The real question is whether the threshold should be shorter. Could I drop it to ten minutes. Probably. The two-stage check protects against mid-task shutdowns regardless of the window. A shorter threshold just means more aggressive cost savings and more frequent cold starts. It is a tuning knob, not a design flaw. I left it at twenty minutes because the cost of a few extra minutes per session was lower than the annoyance of the machine shutting down while I was still thinking about my next message.
When the machine is asleep, you cannot pick up your phone and type "hey agent, summarize my inbox." You cannot ask it a question from bed and get an instant reply. The start link must be tapped first. Then thirty seconds pass while the EC2 instance boots, Hermes initializes, and the Telegram bot reconnects. Then you can talk.

This is the trade-off. The architecture buys you a sub-ten-dollar monthly bill in exchange for a thirty-second delay at the start of every session. For my usage patterns, that trade-off is easy. I am usually at my desk when I need the agent. I tap the link, finish my coffee, and by the time I am ready the agent is too.
But it does mean the agent is not ambient. It is not a background presence you can ping at any moment. If your use case requires always-on availability, if you want the agent monitoring feeds, answering questions on demand, running scheduled tasks, this architecture will frustrate you. The cold start is the cost of not paying for idle. There is no way around that without keeping the machine running.
This architecture works for me. It might work for you. It will not work for everyone.

It works if you are a solo builder who uses an AI agent in bursts. You open it for a few hours of focused work. You close it. The machine follows. Your bill breathes with your usage.
It does not work for teams. The agent is bound to one user on one Telegram bot. There is no multi-tenancy. No access control beyond the single chat.
It does not work for scheduled automation. Cron jobs require a running gateway. When the machine is stopped, nothing fires. I do not have cron workflows I depend on. You might. If you need the agent to check your calendar every morning or monitor a feed every hour, this architecture will miss every event while you sleep.
It does not work for instant access. The thirty-second cold start is real. If you want an agent that answers in two seconds from your lock screen, you will have to keep the machine running. And pay for it.

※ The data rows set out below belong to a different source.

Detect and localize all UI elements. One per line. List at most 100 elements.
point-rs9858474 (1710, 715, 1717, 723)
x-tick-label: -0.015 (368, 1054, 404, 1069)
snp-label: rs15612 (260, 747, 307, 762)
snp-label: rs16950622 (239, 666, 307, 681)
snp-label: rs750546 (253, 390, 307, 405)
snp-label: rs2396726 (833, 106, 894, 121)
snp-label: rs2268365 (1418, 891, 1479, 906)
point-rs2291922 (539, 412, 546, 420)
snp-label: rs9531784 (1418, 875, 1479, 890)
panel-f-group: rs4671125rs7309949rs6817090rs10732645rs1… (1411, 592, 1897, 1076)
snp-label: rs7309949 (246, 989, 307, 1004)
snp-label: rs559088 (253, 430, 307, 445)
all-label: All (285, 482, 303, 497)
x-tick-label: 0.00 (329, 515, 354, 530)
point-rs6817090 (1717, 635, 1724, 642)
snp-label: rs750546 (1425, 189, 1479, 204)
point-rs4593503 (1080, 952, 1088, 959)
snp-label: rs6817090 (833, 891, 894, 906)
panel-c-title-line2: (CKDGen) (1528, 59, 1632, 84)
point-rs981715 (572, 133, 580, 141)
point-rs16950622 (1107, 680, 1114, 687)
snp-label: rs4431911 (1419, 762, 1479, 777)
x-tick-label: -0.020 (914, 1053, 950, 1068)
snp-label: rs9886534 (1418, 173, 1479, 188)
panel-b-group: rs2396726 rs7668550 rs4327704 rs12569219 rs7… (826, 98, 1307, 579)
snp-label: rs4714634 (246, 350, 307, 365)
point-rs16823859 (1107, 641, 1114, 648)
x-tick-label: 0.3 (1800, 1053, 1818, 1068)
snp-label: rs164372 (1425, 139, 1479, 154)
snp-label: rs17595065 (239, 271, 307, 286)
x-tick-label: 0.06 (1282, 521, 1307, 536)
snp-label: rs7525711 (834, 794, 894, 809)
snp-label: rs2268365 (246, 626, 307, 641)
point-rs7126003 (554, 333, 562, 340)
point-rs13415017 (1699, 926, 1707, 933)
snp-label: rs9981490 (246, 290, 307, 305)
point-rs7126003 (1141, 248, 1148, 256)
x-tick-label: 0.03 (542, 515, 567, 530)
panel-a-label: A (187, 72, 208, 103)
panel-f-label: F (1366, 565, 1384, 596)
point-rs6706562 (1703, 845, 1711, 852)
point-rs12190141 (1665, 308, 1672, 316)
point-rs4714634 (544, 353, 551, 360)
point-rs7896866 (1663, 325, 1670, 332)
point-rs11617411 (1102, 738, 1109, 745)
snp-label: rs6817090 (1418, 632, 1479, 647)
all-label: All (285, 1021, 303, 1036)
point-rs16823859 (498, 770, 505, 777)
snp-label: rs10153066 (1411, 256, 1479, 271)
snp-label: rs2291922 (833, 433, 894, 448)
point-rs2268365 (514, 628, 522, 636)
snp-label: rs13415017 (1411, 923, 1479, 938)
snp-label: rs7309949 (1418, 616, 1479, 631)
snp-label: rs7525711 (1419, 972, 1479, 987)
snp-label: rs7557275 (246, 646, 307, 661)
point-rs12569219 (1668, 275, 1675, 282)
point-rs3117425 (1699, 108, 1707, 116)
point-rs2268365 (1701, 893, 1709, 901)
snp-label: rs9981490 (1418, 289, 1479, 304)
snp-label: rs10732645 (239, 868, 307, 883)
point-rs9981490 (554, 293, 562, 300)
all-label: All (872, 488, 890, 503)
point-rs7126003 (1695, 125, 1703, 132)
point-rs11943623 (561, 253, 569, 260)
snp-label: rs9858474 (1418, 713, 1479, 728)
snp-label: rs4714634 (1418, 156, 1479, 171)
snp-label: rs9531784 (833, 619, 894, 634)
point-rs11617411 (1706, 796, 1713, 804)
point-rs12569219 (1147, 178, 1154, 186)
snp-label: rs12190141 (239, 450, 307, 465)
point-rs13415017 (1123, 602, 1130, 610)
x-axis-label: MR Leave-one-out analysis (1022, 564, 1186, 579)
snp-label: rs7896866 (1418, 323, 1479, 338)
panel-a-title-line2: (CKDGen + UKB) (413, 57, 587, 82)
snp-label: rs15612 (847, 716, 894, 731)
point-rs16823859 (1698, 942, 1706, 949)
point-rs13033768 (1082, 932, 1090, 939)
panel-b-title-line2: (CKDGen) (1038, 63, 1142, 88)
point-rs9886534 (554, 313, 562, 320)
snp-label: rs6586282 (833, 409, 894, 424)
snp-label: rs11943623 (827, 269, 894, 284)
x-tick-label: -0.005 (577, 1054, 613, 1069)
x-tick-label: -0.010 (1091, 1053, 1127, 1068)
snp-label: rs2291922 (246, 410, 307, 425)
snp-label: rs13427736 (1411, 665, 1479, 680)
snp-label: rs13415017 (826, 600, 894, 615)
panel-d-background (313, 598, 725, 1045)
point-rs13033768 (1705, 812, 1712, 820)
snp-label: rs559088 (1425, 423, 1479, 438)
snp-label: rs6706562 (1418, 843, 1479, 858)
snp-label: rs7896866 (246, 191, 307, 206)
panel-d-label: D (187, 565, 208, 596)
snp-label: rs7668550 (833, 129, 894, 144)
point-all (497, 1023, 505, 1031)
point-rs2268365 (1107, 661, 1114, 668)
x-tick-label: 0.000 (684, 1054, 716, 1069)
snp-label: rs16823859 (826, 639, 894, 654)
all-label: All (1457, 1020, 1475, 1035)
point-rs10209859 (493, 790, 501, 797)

The security posture is appropriate for my threat model. Prepaid LLM keys. No AWS credentials. Closed ports. IMDSv2. I sleep fine. If your threat model involves state actors or regulated data, you have different problems and this post is not your guide.
This architecture is opinionated. It assumes you are an AI-native builder who understands the tools and can debug them when they break. It assumes you are comfortable with bash scripts, systemd timers, and Lambda function URLs. Those assumptions are not universal. They are specific. And they are mine.